Tim Burton entrega su mejor película desde Big Fish, de 2003. Adapta la novela homónima de Ransom Riggs, cuya trama –un adolescente que viaja a un mundo fantástico–, todo un proceso de maduración, tiene mucho en común con Alicia en el País de las Maravillas. Pero aquí los logros del cineasta son mayores: consigue cierto realismo en el mundo mágico que nos pinta, nos creemos lo que vemos.

Jake es hijo único, en el colegio le toman el pelo, su padre no le hace mucho caso. En cambio tiene una conexión especial con su abuelo Abe que, de pequeño, le contaba apasionantes cuentos. Una noche, antes de morir en extrañas circunstancias, le habla de un singular orfanato en el que habría estado en 1943, el hogar de Miss Peregrine para niños peculiares.
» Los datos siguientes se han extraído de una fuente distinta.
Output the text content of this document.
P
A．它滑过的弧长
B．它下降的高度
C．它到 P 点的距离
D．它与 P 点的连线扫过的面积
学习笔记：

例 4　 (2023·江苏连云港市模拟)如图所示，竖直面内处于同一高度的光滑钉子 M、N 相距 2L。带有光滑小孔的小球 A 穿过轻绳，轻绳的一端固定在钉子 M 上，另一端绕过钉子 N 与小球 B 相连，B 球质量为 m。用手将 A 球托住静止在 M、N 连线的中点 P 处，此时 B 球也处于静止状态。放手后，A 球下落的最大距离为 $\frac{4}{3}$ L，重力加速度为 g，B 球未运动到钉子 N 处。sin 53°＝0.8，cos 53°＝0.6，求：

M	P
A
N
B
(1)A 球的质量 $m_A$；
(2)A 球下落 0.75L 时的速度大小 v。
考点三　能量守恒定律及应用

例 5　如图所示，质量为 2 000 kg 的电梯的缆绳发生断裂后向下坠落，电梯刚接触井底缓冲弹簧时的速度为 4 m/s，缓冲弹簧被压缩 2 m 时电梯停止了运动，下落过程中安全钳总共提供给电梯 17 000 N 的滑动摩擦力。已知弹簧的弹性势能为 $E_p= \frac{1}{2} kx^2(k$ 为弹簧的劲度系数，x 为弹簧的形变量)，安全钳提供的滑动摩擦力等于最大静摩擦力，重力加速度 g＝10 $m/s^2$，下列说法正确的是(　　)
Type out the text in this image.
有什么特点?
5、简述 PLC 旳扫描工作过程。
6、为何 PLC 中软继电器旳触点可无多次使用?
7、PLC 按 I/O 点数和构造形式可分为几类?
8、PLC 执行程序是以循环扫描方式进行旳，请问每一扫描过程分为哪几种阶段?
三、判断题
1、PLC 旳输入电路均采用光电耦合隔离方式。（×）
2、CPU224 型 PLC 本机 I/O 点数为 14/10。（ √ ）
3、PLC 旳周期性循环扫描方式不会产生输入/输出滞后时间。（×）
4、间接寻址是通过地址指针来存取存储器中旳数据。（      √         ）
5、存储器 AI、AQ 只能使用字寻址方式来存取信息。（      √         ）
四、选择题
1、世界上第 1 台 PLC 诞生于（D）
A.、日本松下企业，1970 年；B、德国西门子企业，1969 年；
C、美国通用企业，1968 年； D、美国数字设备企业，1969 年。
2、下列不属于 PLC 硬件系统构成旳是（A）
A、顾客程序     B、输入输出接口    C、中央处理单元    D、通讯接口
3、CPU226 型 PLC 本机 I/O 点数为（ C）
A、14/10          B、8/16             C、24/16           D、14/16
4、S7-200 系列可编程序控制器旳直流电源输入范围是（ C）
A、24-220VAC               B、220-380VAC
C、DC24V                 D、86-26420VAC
El chico queda afectado, y su psicoterapeuta está de acuerdo en que viaje con su progenitor a Gales, donde estuvo ese orfanato, bombardeado durante la Segunda Guerra Mundial. Allí encontrará una puerta que le lleva a un mundo fantástico, de niños peculiares, o sea, con un don, custodiados por miss Peregrine.

Lo mejor que puede decirse de la película es que nunca deja de sorprender. Llama la atención el guion sin fisuras ni caídas de ritmo urdido por Jane Goldman, acostumbrada a las lides de las tramas fantásticas y acción (Stardust, Kingsman). Su alianza con Burton resulta perfecta, pues el director se encuentra muy a gusto con una amplísima galería de personajes estrambóticos e inadaptados, buenos y malos, y puede dar rienda suelta también a su sentido del humor, esos ojos que anhelan tener los Huecos, o el Barron compuesto por un delirante Samuel L. Jackson, verdaderamente genial.

Además de que la narración es agilísima, visualmente el film es muy original, en decorados y diseño del aspecto de los personajes y su vestuario, con magníficos efectos especiales, donde destaca la batalla entre gigantes y esqueletos, deslumbrante homenaje a Ray Harryhausen.